My work focuses on the perplexing nature of environmental values and their expression in public policy, in disambiguating important ethical concepts (like "vulnerability" and "flourishing"), in more nuanced versions of consequentialism, and in a number of thorny issues involving collective responsibility and social practices. Have a look at my research page for my published and ongoing work.
I currently direct CSU's Mountain Campus Program in Environmental Humanities, which allows me to enjoy two of my great loves simultaneously: sharing philosophy and hiking the high country.
I received a B.S. from the University of Wisconsin in Madison in Mathematics, Physics, and Philosophy; a M.A. in Philosophy from SUNY, University at Buffalo; and a Ph.D. in Philosophy from Washington University in St. Louis.
Prior to graduate work in St. Louis, I served with the Peace Corps in Malawi where I taught mathematics and physical science at Bandawe Secondary School and, in a surprising twist, ended up lecturing philosophy at the University of Malawi. During my stint with the Peace Corps I also served as logistician for volunteer training programs and in various other administrative capacities.
While an undergraduate I spent a year as a philosophy exchange student at the University of Warwick in the UK. Later, while writing my PhD, I spent a year as a Fulbright Fellow in the Philosophy Program, and in the Social and Political Theory Program (which has seemingly now morphed into this) of the Research School of Social Sciences at the Australian National University. After finishing my PhD, I spent a year teaching in the Philosophy Department of Barnard College, Columbia University before spending thirteen wonderful years as a professor back at the University at Buffalo.

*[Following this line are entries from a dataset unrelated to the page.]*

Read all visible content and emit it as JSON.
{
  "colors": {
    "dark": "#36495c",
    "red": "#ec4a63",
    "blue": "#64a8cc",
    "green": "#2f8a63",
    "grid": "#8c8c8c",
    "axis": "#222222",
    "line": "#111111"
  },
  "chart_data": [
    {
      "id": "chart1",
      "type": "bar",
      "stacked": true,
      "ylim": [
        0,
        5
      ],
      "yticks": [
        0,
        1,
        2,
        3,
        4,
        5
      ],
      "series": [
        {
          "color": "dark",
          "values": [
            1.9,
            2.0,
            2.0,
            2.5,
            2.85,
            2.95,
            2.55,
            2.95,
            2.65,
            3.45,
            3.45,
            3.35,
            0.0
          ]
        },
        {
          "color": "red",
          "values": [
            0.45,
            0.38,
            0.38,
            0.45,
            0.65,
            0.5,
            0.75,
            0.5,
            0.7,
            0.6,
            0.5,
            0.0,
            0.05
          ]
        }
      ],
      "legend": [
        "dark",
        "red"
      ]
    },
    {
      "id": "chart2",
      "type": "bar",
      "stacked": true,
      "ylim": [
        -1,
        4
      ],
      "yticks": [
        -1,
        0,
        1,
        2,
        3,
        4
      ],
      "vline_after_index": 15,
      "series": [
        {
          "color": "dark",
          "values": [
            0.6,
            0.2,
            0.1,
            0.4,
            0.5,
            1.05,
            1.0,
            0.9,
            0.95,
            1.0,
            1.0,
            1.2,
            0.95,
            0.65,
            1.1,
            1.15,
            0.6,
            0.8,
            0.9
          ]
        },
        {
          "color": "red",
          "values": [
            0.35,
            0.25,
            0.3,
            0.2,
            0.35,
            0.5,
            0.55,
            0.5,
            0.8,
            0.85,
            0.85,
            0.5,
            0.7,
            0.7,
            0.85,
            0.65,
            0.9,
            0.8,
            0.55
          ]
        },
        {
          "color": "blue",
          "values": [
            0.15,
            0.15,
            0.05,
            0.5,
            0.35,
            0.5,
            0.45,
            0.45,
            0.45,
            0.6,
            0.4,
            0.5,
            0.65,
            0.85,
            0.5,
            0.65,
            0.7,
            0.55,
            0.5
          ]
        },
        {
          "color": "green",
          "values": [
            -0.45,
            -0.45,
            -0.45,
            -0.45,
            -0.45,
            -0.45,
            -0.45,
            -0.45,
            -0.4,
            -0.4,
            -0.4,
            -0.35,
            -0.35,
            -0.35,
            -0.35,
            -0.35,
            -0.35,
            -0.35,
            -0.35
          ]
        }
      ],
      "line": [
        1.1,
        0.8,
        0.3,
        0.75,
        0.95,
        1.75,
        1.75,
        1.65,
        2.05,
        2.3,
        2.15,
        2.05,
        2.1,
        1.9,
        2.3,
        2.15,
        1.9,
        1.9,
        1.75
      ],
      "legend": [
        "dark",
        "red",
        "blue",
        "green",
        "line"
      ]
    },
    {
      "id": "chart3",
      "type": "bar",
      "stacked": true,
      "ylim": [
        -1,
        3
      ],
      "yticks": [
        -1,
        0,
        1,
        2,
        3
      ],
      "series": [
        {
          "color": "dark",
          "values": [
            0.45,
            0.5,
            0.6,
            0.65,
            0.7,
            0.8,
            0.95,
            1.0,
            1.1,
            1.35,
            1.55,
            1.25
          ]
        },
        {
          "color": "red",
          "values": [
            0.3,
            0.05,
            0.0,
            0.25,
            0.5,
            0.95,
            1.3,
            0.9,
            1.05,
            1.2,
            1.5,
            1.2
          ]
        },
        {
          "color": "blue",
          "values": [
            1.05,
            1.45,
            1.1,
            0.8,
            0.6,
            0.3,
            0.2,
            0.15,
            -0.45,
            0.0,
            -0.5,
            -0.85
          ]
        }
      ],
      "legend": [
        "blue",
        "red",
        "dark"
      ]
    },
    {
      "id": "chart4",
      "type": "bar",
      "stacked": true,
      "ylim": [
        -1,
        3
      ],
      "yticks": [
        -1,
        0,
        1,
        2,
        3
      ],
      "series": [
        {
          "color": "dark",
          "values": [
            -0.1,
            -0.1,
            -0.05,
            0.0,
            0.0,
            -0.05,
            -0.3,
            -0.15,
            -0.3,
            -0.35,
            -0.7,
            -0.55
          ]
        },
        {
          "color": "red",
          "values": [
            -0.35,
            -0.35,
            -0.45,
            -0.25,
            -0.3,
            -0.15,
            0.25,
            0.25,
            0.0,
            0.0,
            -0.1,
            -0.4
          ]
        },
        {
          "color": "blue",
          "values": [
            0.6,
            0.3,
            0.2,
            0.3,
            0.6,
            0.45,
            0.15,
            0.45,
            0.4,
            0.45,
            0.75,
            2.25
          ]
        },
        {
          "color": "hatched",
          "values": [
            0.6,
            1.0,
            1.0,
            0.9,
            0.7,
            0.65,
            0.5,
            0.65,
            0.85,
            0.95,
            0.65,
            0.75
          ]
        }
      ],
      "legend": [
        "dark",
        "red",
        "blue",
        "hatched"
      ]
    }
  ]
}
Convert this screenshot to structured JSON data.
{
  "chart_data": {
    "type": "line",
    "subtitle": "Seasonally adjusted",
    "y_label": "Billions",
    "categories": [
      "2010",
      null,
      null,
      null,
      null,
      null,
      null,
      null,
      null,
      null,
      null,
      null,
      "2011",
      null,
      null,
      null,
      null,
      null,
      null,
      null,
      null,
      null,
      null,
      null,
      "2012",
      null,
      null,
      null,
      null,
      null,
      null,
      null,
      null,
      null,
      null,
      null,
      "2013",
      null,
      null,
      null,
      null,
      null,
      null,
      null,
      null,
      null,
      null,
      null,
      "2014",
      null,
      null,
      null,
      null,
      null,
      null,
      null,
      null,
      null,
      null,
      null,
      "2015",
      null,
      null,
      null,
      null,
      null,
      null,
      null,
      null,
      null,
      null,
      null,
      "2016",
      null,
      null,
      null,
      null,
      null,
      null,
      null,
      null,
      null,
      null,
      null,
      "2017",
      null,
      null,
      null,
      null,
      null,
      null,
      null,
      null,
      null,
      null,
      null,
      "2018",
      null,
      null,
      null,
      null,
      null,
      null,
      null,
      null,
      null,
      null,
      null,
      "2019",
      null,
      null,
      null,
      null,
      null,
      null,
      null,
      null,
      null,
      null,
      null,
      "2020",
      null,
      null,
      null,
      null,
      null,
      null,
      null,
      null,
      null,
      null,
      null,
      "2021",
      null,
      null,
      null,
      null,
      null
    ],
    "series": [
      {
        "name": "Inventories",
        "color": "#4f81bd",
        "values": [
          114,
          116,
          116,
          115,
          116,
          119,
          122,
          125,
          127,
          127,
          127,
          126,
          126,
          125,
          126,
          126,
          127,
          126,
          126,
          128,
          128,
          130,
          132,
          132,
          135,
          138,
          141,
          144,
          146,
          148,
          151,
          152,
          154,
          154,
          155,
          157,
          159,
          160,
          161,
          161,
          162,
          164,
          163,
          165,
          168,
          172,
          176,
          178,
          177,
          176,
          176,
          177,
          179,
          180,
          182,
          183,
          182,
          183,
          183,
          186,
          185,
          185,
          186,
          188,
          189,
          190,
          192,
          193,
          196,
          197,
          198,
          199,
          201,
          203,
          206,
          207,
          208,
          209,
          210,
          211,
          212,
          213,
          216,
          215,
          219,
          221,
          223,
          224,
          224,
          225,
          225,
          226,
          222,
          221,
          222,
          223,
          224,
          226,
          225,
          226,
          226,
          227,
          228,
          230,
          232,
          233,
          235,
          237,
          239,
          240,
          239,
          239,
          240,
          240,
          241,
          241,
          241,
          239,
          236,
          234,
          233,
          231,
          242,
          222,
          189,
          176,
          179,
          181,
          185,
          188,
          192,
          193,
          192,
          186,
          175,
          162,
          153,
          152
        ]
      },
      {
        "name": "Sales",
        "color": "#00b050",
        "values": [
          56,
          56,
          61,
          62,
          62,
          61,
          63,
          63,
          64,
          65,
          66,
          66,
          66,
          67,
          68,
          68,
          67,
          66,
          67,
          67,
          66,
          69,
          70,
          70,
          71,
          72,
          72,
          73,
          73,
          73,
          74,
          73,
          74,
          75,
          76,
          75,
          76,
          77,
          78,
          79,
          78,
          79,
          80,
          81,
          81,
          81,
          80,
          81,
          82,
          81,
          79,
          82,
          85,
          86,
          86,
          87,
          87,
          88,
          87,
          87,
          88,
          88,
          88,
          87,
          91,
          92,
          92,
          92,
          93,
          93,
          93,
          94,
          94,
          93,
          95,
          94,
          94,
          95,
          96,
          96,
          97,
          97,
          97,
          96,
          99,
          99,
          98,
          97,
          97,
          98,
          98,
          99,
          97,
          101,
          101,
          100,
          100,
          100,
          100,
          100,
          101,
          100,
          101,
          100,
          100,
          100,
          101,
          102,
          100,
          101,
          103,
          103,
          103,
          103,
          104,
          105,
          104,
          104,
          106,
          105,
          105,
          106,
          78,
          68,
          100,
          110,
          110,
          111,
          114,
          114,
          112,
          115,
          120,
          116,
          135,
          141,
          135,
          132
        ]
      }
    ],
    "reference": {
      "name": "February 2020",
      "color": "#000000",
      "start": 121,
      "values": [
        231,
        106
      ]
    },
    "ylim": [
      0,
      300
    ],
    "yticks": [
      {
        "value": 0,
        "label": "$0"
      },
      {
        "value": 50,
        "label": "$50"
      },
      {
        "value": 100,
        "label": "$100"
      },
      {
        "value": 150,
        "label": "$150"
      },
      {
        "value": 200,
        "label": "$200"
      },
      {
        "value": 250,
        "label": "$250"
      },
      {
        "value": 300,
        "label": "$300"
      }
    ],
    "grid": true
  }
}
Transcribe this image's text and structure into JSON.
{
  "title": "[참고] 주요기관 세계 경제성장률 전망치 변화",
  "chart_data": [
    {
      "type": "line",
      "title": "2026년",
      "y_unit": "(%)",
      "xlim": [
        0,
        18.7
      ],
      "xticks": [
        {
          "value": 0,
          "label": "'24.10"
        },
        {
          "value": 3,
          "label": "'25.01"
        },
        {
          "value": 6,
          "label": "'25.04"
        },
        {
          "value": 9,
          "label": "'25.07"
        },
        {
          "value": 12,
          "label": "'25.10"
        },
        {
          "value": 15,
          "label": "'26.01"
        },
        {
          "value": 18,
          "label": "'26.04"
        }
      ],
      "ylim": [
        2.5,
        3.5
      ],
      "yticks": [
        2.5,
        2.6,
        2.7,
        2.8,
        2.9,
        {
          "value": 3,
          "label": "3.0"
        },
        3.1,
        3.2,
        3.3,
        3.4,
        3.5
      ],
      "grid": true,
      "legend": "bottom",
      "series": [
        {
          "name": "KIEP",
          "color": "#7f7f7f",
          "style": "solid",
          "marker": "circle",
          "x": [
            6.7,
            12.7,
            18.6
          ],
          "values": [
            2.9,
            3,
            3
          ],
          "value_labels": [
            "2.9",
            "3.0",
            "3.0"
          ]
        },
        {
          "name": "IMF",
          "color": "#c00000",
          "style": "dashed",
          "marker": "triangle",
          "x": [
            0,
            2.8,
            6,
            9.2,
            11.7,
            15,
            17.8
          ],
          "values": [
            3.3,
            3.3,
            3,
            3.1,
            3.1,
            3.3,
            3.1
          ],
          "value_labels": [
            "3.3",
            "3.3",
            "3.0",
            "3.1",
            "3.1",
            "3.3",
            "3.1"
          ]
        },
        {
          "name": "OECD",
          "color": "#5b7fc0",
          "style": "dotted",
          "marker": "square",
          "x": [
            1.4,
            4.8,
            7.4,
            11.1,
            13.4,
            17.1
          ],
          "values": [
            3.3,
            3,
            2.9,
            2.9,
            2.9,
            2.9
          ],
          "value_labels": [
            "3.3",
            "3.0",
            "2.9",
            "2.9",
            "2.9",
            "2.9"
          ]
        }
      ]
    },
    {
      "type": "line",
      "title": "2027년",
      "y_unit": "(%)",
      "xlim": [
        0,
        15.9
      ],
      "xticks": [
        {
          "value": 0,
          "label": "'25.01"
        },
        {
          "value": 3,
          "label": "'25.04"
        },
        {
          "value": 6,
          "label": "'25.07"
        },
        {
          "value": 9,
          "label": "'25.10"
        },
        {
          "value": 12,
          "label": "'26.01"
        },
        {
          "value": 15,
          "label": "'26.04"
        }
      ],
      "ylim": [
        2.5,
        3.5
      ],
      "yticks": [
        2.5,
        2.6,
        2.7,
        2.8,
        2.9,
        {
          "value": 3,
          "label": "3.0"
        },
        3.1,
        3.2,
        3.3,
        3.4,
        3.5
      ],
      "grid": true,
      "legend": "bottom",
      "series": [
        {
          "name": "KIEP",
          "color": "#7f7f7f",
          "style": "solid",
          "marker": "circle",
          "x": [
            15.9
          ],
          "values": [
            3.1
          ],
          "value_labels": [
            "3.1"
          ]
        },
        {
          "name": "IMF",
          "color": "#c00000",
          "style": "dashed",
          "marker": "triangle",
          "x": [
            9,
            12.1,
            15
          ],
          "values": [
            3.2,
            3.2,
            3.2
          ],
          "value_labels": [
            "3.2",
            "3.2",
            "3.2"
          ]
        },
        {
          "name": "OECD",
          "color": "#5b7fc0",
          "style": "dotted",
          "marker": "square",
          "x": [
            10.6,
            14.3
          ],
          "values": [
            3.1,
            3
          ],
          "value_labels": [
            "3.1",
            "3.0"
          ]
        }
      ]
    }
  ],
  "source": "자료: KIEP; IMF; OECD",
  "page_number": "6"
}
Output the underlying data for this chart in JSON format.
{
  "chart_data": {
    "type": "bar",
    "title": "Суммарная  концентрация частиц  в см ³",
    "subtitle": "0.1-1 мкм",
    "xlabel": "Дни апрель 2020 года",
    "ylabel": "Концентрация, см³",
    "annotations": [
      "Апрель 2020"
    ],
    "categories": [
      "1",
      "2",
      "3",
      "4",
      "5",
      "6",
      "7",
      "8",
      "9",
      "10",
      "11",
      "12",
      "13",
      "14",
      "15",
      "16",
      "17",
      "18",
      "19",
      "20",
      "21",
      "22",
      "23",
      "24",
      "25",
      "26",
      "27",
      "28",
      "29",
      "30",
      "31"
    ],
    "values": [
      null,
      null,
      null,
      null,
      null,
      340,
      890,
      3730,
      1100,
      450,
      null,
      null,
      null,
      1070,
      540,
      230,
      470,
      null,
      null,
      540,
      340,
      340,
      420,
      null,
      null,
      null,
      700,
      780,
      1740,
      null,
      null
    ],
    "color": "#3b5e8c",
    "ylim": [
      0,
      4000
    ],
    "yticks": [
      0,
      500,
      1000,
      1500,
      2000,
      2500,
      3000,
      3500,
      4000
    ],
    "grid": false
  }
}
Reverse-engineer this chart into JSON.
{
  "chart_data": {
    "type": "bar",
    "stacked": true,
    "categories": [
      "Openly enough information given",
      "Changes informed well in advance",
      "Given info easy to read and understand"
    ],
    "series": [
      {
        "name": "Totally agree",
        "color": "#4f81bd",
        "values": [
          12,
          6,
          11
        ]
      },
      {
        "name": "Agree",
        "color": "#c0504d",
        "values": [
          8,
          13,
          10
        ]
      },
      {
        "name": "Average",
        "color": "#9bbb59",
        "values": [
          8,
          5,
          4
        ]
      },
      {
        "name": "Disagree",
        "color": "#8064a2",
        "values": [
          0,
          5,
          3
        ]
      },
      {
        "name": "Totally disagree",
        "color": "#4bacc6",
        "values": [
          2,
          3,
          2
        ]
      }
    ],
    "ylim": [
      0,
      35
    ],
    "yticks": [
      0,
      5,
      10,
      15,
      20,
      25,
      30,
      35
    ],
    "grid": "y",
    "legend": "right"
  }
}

I enjoy travel and hiking (being as fond of densely wooded low-lying areas and swampy tropical regions as the alpine areas more normally traversed by members and graduates of the National Outdoor Leadership School, of which I am a big fan and with which I have has been affiliated on a couple of occasions: OEC 07/24/00; WFR 01/03/23), I do a fair bit of trail running, and I am an avid martial artist (having been a practitioner of Kenpo Karate since the 1980s). Jennifer Enge-Shockley and I proudly hail from the great state of Wisconsin. Our son, Brady, is a Buffalonian by birth. But, now relocated in Fort Collins, all three of us have come to love and call home the high country of Colorado's Rocky Mountains.